Eric Fottorino. Korsakov. Gallimard, 478 p.

Parmi les plus beaux livres français de cette rentrée, qui décidément n'en manque pas, il faut ranger celui d'Eric Fottorino. Korsakov est un grand roman familial, ample et musical, qui interroge superbement la mémoire et les pouvoirs de la fiction. Le chroniqueur au Monde le fait commencer dans le Bordeaux gris et étouffant des années 60 et s'achever quarante ans plus tard sous le soleil meurtrier de Palerme, avec un détour imaginaire dans le sud tunisien.

François, 9 ans, est un enfant secret qui comprend «des brouillards» quand sa jeune mère dit de lui qu'il est débrouillard. Peut-être parce qu'il n'a pas de père, seulement une grand-mère bigote qui n'a pas voulu de l'étudiant en médecine juif avec lequel sa fille de 16 ans a fauté, et des oncles dont l'aîné est expatrié, le cadet défroqué et le dernier «comme une tante». Le petit porte donc le nom sombre de sa mère, Ardanuit, «le nom d'une lignée de femmes et de déclassés, un nom sans lumière, Ardanuit pour rire et pour pleurer, un nom pour Bordeaux, pour y crever, surtout les étés sans air sous les toits, quand la ville entière décampe sur le Bassin et qu'ils restent là».

La première partie raconte cette enfance lourde de rêves manqués, hantée par un père absent, qui s'achève par le double suicide, le même jour, d'un oncle adoptif pendu et d'un vrai oncle endormi pour toujours à cause des médicaments. Jamais deux sans trois, pense François, qui croit que le prochain à mourir sera lui.
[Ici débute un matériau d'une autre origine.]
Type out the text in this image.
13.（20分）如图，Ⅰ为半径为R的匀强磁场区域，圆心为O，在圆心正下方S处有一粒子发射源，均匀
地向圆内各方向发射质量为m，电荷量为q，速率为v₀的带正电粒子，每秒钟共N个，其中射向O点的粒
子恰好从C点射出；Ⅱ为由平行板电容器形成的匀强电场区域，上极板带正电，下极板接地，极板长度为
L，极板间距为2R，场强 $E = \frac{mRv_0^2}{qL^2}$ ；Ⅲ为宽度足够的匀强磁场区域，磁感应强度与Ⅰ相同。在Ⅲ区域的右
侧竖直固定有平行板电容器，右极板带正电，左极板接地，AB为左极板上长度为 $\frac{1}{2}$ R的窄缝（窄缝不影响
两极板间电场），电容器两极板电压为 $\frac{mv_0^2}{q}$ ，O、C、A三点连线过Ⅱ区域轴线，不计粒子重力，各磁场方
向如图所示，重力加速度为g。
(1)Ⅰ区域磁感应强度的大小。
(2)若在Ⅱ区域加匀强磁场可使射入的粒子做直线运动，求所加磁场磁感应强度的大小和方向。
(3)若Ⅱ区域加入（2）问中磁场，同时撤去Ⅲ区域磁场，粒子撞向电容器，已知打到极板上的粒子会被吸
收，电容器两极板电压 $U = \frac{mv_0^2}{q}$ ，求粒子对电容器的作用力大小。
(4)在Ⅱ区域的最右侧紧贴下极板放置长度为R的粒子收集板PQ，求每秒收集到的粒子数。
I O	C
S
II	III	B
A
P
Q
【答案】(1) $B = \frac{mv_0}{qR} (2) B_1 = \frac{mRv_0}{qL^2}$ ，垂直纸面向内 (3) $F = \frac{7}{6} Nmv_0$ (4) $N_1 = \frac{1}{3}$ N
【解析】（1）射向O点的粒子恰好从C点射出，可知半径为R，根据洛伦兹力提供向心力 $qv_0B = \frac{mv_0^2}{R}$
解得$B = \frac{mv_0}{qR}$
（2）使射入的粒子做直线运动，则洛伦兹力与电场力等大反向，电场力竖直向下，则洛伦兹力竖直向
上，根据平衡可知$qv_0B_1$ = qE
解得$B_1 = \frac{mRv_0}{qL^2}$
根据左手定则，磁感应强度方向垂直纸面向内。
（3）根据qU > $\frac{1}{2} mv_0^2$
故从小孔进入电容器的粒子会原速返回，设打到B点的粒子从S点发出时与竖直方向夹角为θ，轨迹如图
Mais c'est une mort joyeuse qui l'attend, grâce au mariage de sa mère avec un ostréiculteur qui l'adopte comme son fils: François Ardanuit s'efface à 10 ans pour renaître François Signorelli, fils de Marcel et petit-fils de Fosco, le flamboyant cavalier des chotts tunisiens.

On retrouve le docteur François Signorelli trois décennies plus tard, établi comme neurologue à Palerme et tenant le journal de sa maladie. En tant que spécialiste de la mémoire, il n'a pas eu de peine à diagnostiquer qu'il est atteint du syndrome de Korsakov, une amnésie de fixation des souvenirs, sorte d'Alzheimer précoce, compensée par un mélange de fabulation et de faux souvenirs. Comme si le remède était dans le mal, le sujet compense ses manques par l'imagination, en s'inventant une vie rêvée. Eric Fottorino fait de cette affection rare la pierre angulaire de son roman sur les aléas de la transmission familiale, qu'il dédie à sa mère et à la mémoire de son grand-père.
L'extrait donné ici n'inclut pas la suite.